There were plenty of eyes on Fabio Quartararo (Monster Energy Yamaha MotoGP™) as one of the biggest names in the session after a tough Friday, and the Frenchman delivered. He didn’t top the session, however, that honour went to Alex Marquez – and he was also a key protagonist for quite different reasons, well before his Q2 heroics.

After a slow-ish crash for the number 73, when the camera cut back to the slow-moving Ducati a little later, the machine was on fire. He pulled over and marshals were quick on the scene to extinguish the blaze, but as the fastest in the session he then had to reset and take to his second bike to head out into Q2. And lower his heart rate a little.

Some notable, unexpected struggles for two of the most proven riders in tougher conditions leave Brad Binder and Red Bull KTM Factory Racing teammate Jack Miller down in P16 and P17, respectively, and 2020 MotoGP™ Champion Joan Mir (Repsol Honda Team) was eighth of the eight riders in the session. They’ll be looking for some serious gains in both the Tissot Sprint and the Grand Prix race.

The track remained damp as the field headed out for Q2, with 12 riders ready for the battle for pole. After some first runs that saw the field split across some scrappier margins than usually seen in the close competition of MotoGP™, the final five minutes then saw the timing screens light up again.

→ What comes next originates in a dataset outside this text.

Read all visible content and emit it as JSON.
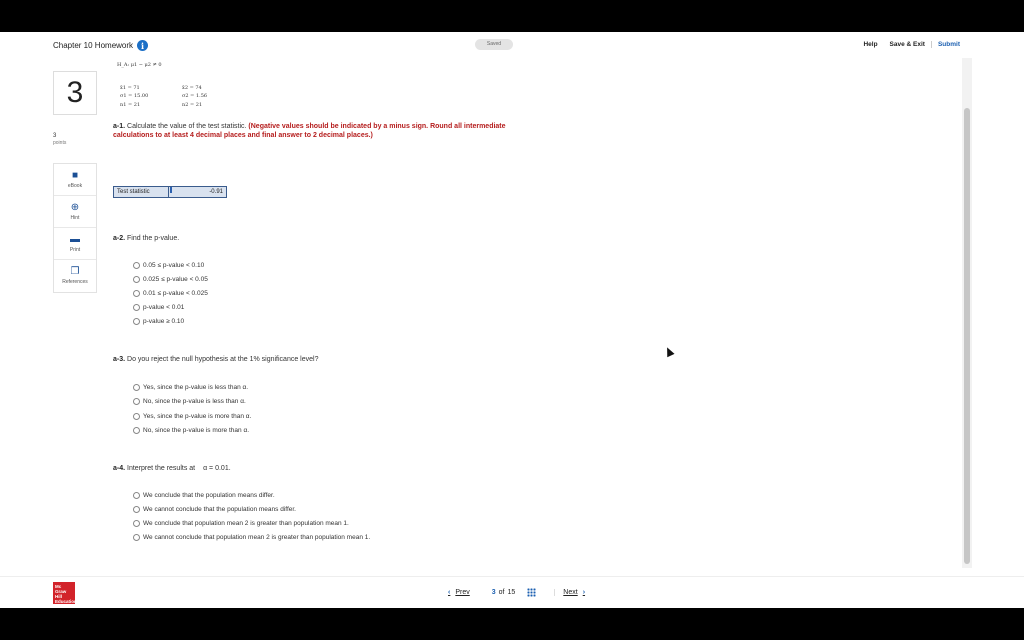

Johann Zarco (Prima Pramac Racing) was top as the rest took aim at his laptime, and Aleix Espargaro (Aprilia Racing) came close but the first to topple the Frenchman was Franco Morbidelli (Monster Energy Yamaha MotoGP™). He shot to provisional with a stunning margin in hand of more than eight tenths, but still it wasn’t done.

The next mover was Alex Marquez. He was back in business and took over in second, cutting the gap to Morbidelli down to two and a half tenths. Maverick Viñales (Aprilia Racing) went for it next, also getting ahead of Zarco but slotting into a provisional third place.

With seconds left on the clock, all eyes were left on two riders: Bezzecchi and Alex Marquez. Bezzecchi was on an absolute stormer, and as the Italian crossed the line the gap he had on provisional pole looked more likely a mistake than the truth. But it was both true and a stunning lap as the VR46 academy rider moved the goalposts by a whopping 1.929 seconds.

Getting close to record margins on provisional pole still wasn’t enough for Bezzecchi to take it, however. Alex Marquez thundered round the last few corners with those red sectors still very much showing up, and as he crossed the line that was it: his first premier class pole position, from crash to fire to fastest in the world in the space of only a few minutes.

Bezzecchi takes second ahead of reigning Champion Bagnaia, who was also a late improver, with Morbidelli heading up Row 2. Viñales starts fifth, with Zarco shuffled down to sixth by the end of the session.

Luca Marini (Mooney VR46 Racing Team), Jorge Martin (Prima Pramac Racing) and Aleix Espargaro complete Row 2, ahead of Quartararo as he faces another two showdowns from a tougher grid position. Takaaki Nakagami (LCR Honda Idemitsu) and Alex Rins (LCR Honda Castrol) completed the Q2 runners!